PubMed | United St Istvan and St Laszlo Hospital, Semmelweis Medical School Research Center and Heim Pal Childrens Hospital
Type: Journal Article | Journal: International journal of pediatric otorhinolaryngology | Year: 2014
Otogenic lateral sinus thrombosis is a rare complication of acute otitis media whose clinical presentation has changed with the early use of antibiotics. The aim of this study was to analyze the changing clinical signs, vaccination status, therapeutic management and outcome of these patients.Retrospective chart review of 10 children treated with otogenic lateral sinus thrombosis in a tertiary level teaching hospital in Budapest, Hungary, from January 1998 till August 2013.Patients were divided into Early and Late presenting groups.

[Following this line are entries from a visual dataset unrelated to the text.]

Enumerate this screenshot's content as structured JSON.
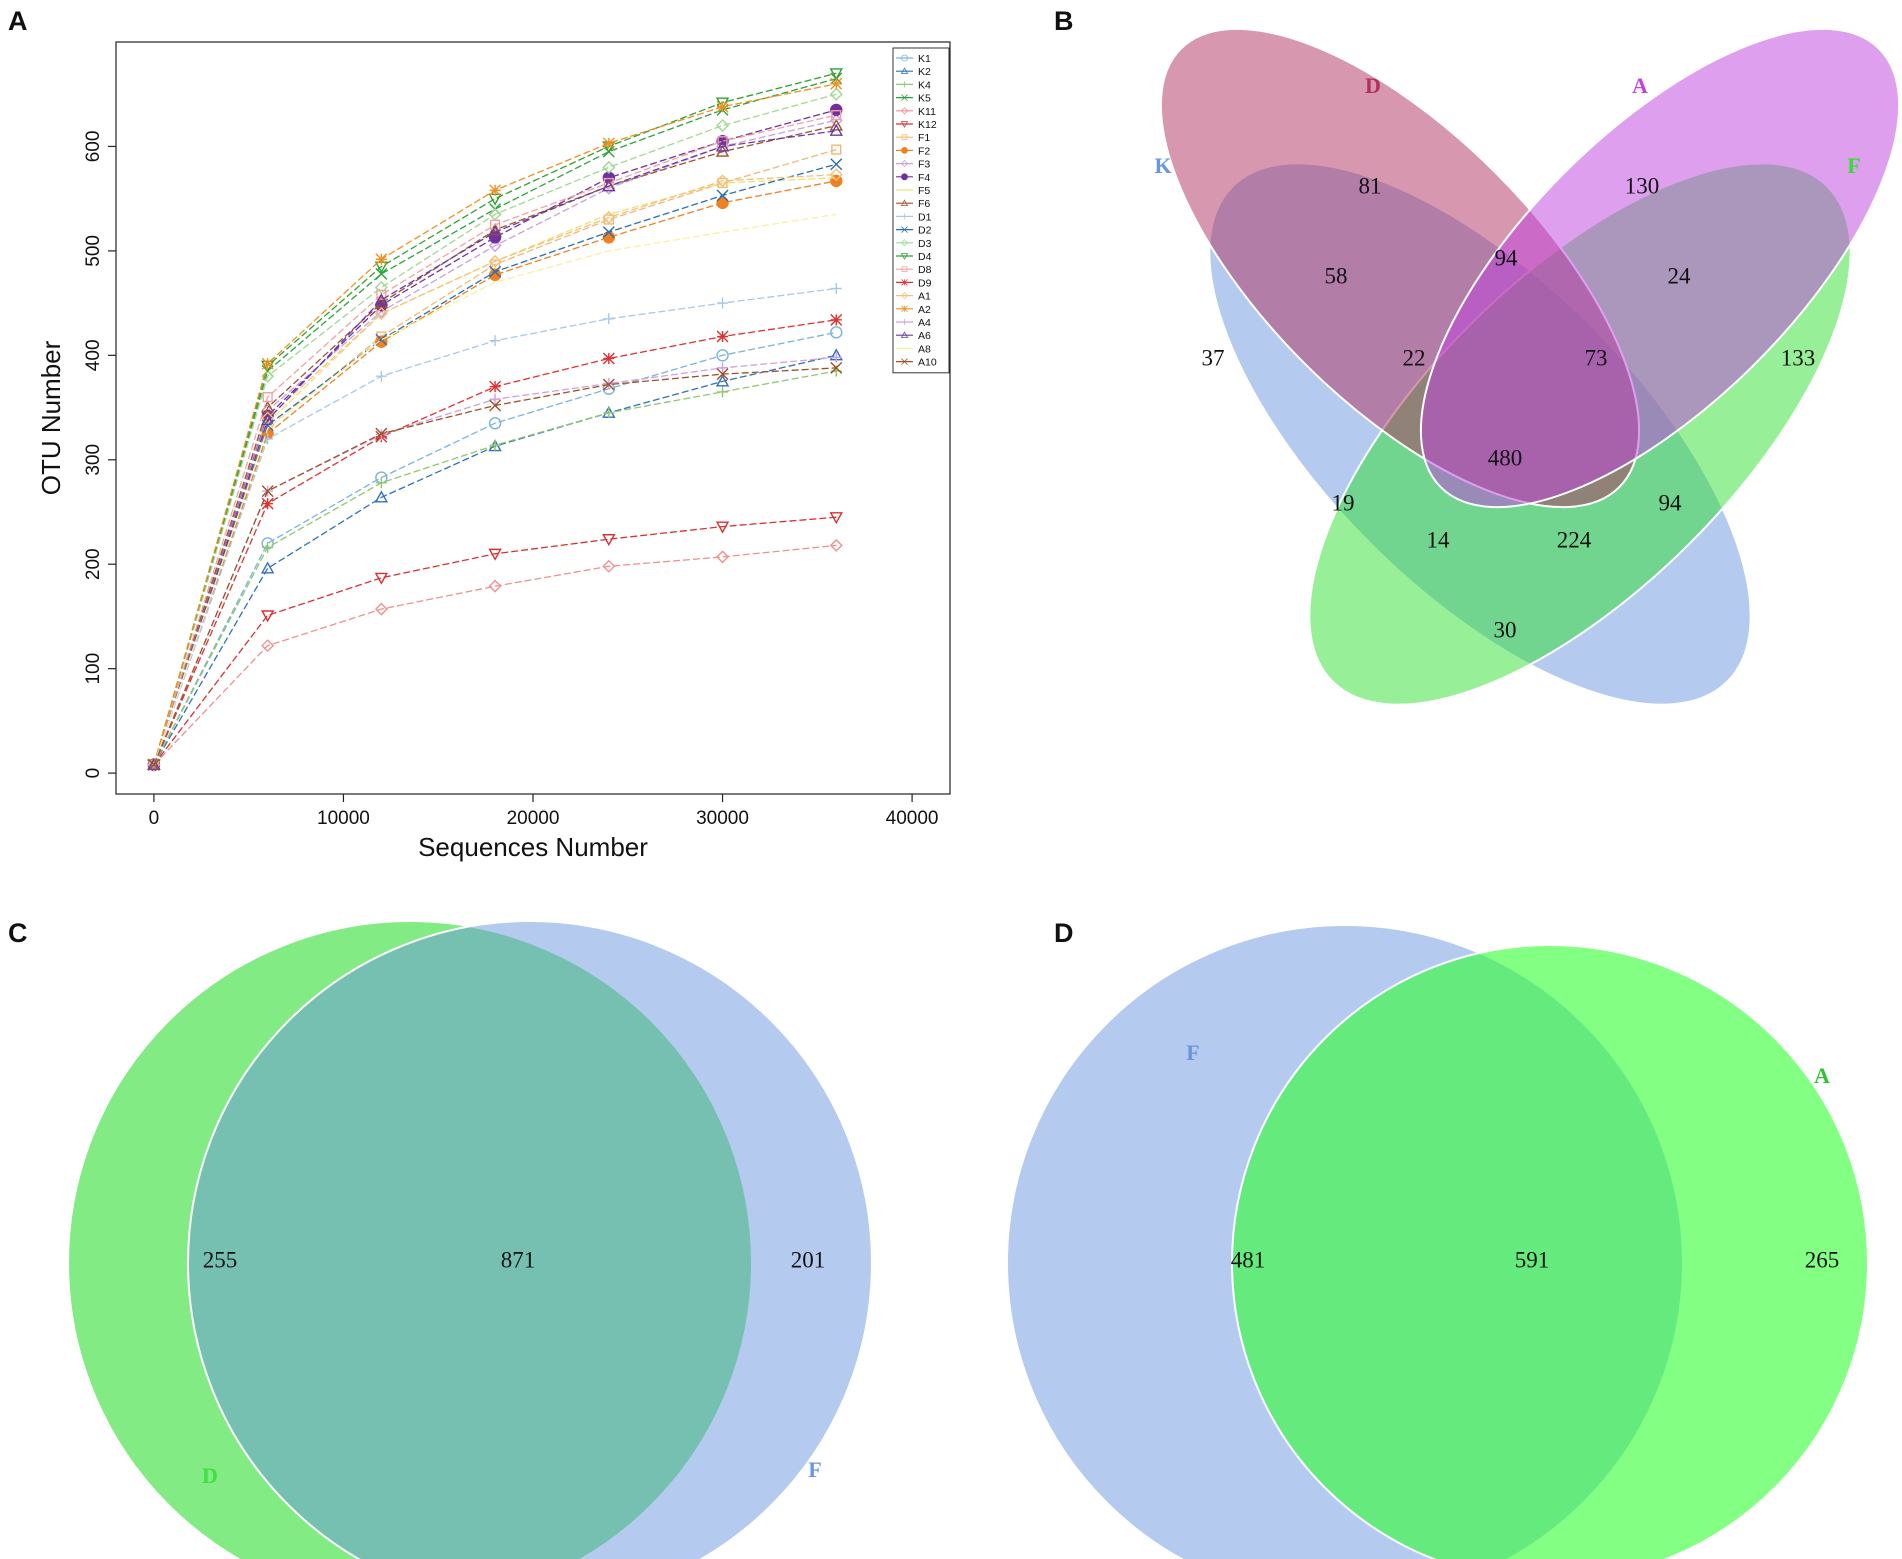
{
  "panels": {
    "a": {
      "letter": "A"
    },
    "b": {
      "letter": "B"
    },
    "c": {
      "letter": "C"
    },
    "d": {
      "letter": "D"
    }
  },
  "chart_data": [
    {
      "type": "line",
      "panel": "A",
      "title": "",
      "xlabel": "Sequences Number",
      "ylabel": "OTU Number",
      "xlim": [
        0,
        40000
      ],
      "ylim": [
        0,
        680
      ],
      "xticks": [
        0,
        10000,
        20000,
        30000,
        40000
      ],
      "yticks": [
        0,
        100,
        200,
        300,
        400,
        500,
        600
      ],
      "legend_position": "top-right",
      "x": [
        0,
        6000,
        12000,
        18000,
        24000,
        30000,
        36000
      ],
      "series": [
        {
          "name": "K1",
          "color": "#7bb3de",
          "marker": "circle",
          "values": [
            8,
            220,
            283,
            335,
            368,
            400,
            422
          ]
        },
        {
          "name": "K2",
          "color": "#2f70c0",
          "marker": "triangle",
          "values": [
            8,
            196,
            264,
            313,
            345,
            375,
            400
          ]
        },
        {
          "name": "K4",
          "color": "#8ec86a",
          "marker": "plus",
          "values": [
            8,
            216,
            278,
            314,
            345,
            365,
            385
          ]
        },
        {
          "name": "K5",
          "color": "#2aa23a",
          "marker": "cross",
          "values": [
            8,
            385,
            478,
            540,
            595,
            635,
            665
          ]
        },
        {
          "name": "K11",
          "color": "#ef9090",
          "marker": "diamond",
          "values": [
            8,
            122,
            157,
            179,
            198,
            207,
            218
          ]
        },
        {
          "name": "K12",
          "color": "#d93030",
          "marker": "tridown",
          "values": [
            8,
            151,
            187,
            210,
            224,
            236,
            245
          ]
        },
        {
          "name": "F1",
          "color": "#f5b770",
          "marker": "square",
          "values": [
            8,
            330,
            418,
            487,
            530,
            565,
            597
          ]
        },
        {
          "name": "F2",
          "color": "#f08020",
          "marker": "dot",
          "values": [
            8,
            325,
            413,
            477,
            513,
            546,
            567
          ]
        },
        {
          "name": "F3",
          "color": "#c9a0dc",
          "marker": "diamond",
          "values": [
            8,
            347,
            442,
            505,
            560,
            600,
            625
          ]
        },
        {
          "name": "F4",
          "color": "#7030a0",
          "marker": "dot",
          "values": [
            8,
            342,
            448,
            513,
            570,
            605,
            635
          ]
        },
        {
          "name": "F5",
          "color": "#f0e070",
          "marker": "none",
          "values": [
            8,
            335,
            440,
            490,
            535,
            565,
            570
          ]
        },
        {
          "name": "F6",
          "color": "#a0522d",
          "marker": "triangle",
          "values": [
            8,
            350,
            450,
            520,
            562,
            595,
            620
          ]
        },
        {
          "name": "D1",
          "color": "#a8c8e8",
          "marker": "plus",
          "values": [
            8,
            320,
            380,
            414,
            435,
            450,
            464
          ]
        },
        {
          "name": "D2",
          "color": "#2a6fb0",
          "marker": "cross",
          "values": [
            8,
            333,
            415,
            480,
            518,
            553,
            583
          ]
        },
        {
          "name": "D3",
          "color": "#a0d890",
          "marker": "diamond",
          "values": [
            8,
            380,
            465,
            535,
            580,
            620,
            650
          ]
        },
        {
          "name": "D4",
          "color": "#30a030",
          "marker": "tridown",
          "values": [
            8,
            390,
            485,
            550,
            600,
            642,
            670
          ]
        },
        {
          "name": "D8",
          "color": "#f4a0a0",
          "marker": "square",
          "values": [
            8,
            360,
            458,
            525,
            565,
            605,
            630
          ]
        },
        {
          "name": "D9",
          "color": "#e03030",
          "marker": "star",
          "values": [
            8,
            258,
            322,
            370,
            397,
            418,
            434
          ]
        },
        {
          "name": "A1",
          "color": "#f5c07a",
          "marker": "diamond",
          "values": [
            8,
            340,
            440,
            490,
            532,
            567,
            573
          ]
        },
        {
          "name": "A2",
          "color": "#f09020",
          "marker": "star",
          "values": [
            8,
            392,
            492,
            558,
            603,
            638,
            660
          ]
        },
        {
          "name": "A4",
          "color": "#d0a0e0",
          "marker": "plus",
          "values": [
            8,
            270,
            324,
            358,
            373,
            388,
            398
          ]
        },
        {
          "name": "A6",
          "color": "#6a3aa0",
          "marker": "triangle",
          "values": [
            8,
            338,
            453,
            518,
            562,
            600,
            615
          ]
        },
        {
          "name": "A8",
          "color": "#f8f0a0",
          "marker": "none",
          "values": [
            8,
            330,
            415,
            470,
            500,
            518,
            535
          ]
        },
        {
          "name": "A10",
          "color": "#a05028",
          "marker": "cross",
          "values": [
            8,
            270,
            325,
            352,
            372,
            382,
            388
          ]
        }
      ]
    },
    {
      "type": "venn",
      "panel": "B",
      "sets": [
        {
          "name": "K",
          "color": "#6a95e0"
        },
        {
          "name": "D",
          "color": "#b03060"
        },
        {
          "name": "A",
          "color": "#c040e0"
        },
        {
          "name": "F",
          "color": "#30e030"
        }
      ],
      "regions": [
        {
          "sets": [
            "K"
          ],
          "value": 37
        },
        {
          "sets": [
            "D"
          ],
          "value": 81
        },
        {
          "sets": [
            "A"
          ],
          "value": 130
        },
        {
          "sets": [
            "F"
          ],
          "value": 133
        },
        {
          "sets": [
            "K",
            "D"
          ],
          "value": 58
        },
        {
          "sets": [
            "D",
            "A"
          ],
          "value": 94
        },
        {
          "sets": [
            "A",
            "F"
          ],
          "value": 24
        },
        {
          "sets": [
            "K",
            "D",
            "A"
          ],
          "value": 22
        },
        {
          "sets": [
            "D",
            "A",
            "F"
          ],
          "value": 73
        },
        {
          "sets": [
            "K",
            "D",
            "A",
            "F"
          ],
          "value": 480
        },
        {
          "sets": [
            "K",
            "A"
          ],
          "value": 19
        },
        {
          "sets": [
            "D",
            "F"
          ],
          "value": 94
        },
        {
          "sets": [
            "K",
            "A",
            "F"
          ],
          "value": 14
        },
        {
          "sets": [
            "K",
            "D",
            "F"
          ],
          "value": 224
        },
        {
          "sets": [
            "K",
            "F"
          ],
          "value": 30
        }
      ]
    },
    {
      "type": "venn",
      "panel": "C",
      "sets": [
        {
          "name": "D",
          "color": "#40e040"
        },
        {
          "name": "F",
          "color": "#6a95e0"
        }
      ],
      "regions": [
        {
          "sets": [
            "D"
          ],
          "value": 255
        },
        {
          "sets": [
            "D",
            "F"
          ],
          "value": 871
        },
        {
          "sets": [
            "F"
          ],
          "value": 201
        }
      ]
    },
    {
      "type": "venn",
      "panel": "D",
      "sets": [
        {
          "name": "F",
          "color": "#6a95e0"
        },
        {
          "name": "A",
          "color": "#30c030"
        }
      ],
      "regions": [
        {
          "sets": [
            "F"
          ],
          "value": 481
        },
        {
          "sets": [
            "F",
            "A"
          ],
          "value": 591
        },
        {
          "sets": [
            "A"
          ],
          "value": 265
        }
      ]
    }
  ]
}
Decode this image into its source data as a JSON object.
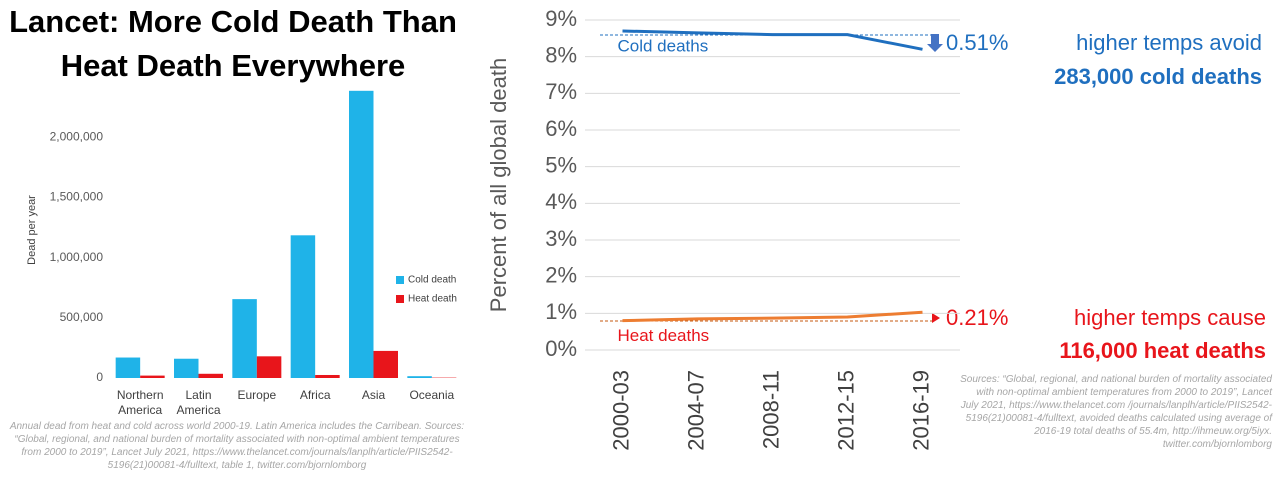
{
  "chart_data": [
    {
      "type": "bar",
      "title": "Lancet: More Cold Death Than Heat Death Everywhere",
      "y_label": "Dead per year",
      "categories": [
        "Northern America",
        "Latin America",
        "Europe",
        "Africa",
        "Asia",
        "Oceania"
      ],
      "series": [
        {
          "name": "Cold death",
          "color": "#1fb3e8",
          "values": [
            170000,
            160000,
            655000,
            1185000,
            2385000,
            15000
          ]
        },
        {
          "name": "Heat death",
          "color": "#e8151b",
          "values": [
            20000,
            35000,
            180000,
            25000,
            225000,
            3000
          ]
        }
      ],
      "ylim": [
        0,
        2400000
      ],
      "yticks": [
        0,
        {
          "value": 500000,
          "label": "500,000"
        },
        {
          "value": 1000000,
          "label": "1,000,000"
        },
        {
          "value": 1500000,
          "label": "1,500,000"
        },
        {
          "value": 2000000,
          "label": "2,000,000"
        }
      ],
      "grid": false,
      "legend": "right",
      "footnote": "Annual dead from heat and cold across world 2000-19. Latin America includes the Carribean. Sources: “Global, regional, and national burden of mortality associated with non-optimal ambient temperatures from 2000 to 2019”, Lancet July 2021, https://www.thelancet.com/journals/lanplh/article/PIIS2542-5196(21)00081-4/fulltext, table 1, twitter.com/bjornlomborg"
    },
    {
      "type": "line",
      "y_label": "Percent of all global death",
      "categories": [
        "2000-03",
        "2004-07",
        "2008-11",
        "2012-15",
        "2016-19"
      ],
      "series": [
        {
          "name": "Cold deaths",
          "color": "#1f6fbf",
          "values": [
            8.7,
            8.65,
            8.6,
            8.6,
            8.2
          ]
        },
        {
          "name": "Heat deaths",
          "color": "#ed7d31",
          "values": [
            0.8,
            0.85,
            0.87,
            0.9,
            1.03
          ]
        }
      ],
      "ylim": [
        0,
        9
      ],
      "yticks": [
        {
          "value": 0,
          "label": "0%"
        },
        {
          "value": 1,
          "label": "1%"
        },
        {
          "value": 2,
          "label": "2%"
        },
        {
          "value": 3,
          "label": "3%"
        },
        {
          "value": 4,
          "label": "4%"
        },
        {
          "value": 5,
          "label": "5%"
        },
        {
          "value": 6,
          "label": "6%"
        },
        {
          "value": 7,
          "label": "7%"
        },
        {
          "value": 8,
          "label": "8%"
        },
        {
          "value": 9,
          "label": "9%"
        }
      ],
      "grid": true,
      "annotations": [
        "0.51%",
        "higher temps avoid",
        "283,000 cold deaths",
        "0.21%",
        "higher temps cause",
        "116,000 heat deaths"
      ],
      "footnote": "Sources: “Global, regional, and national burden of mortality associated with non-optimal ambient temperatures from 2000 to 2019”, Lancet July 2021, https://www.thelancet.com /journals/lanplh/article/PIIS2542-5196(21)00081-4/fulltext, avoided deaths calculated using average of 2016-19 total deaths of 55.4m, http://ihmeuw.org/5iyx. twitter.com/bjornlomborg"
    }
  ]
}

In the Early presenting group, sepsis developed within one week after the onset of acute otitis media. At admission otological symptoms were predominant. The Late presenting group experienced acute otitis media several weeks prior to presentation and in this group neurologic symptoms dominated the clinical picture at admission. All patients received antibiotics. Eight of them were also treated with low molecular weight heparin. All children underwent cortical mastoidectomy. After surgery, the clinical signs of elevated intracranial pressure transiently worsened. This manifested as progression of papilledema in seven children, causing severe visual disturbance in two cases. After medical treatment and serial lumbar punctures all patients except one recovered. This child has permanent visual acuity failure of 0.5D unilaterally. At one year follow up complete and partial recanalization were noted in five and two patients, respectively.After mastoidectomy the signs of elevated intracranial pressure can transiently worsen, papilledema can progress. Daily bedside monitoring of visual acuity and regular ophthalmoscopy with neurologic examination is recommended during hospitalization. Close follow up is advised up to one year. When the dominant sinus is occluded, the clinical scenario is more protracted and severe.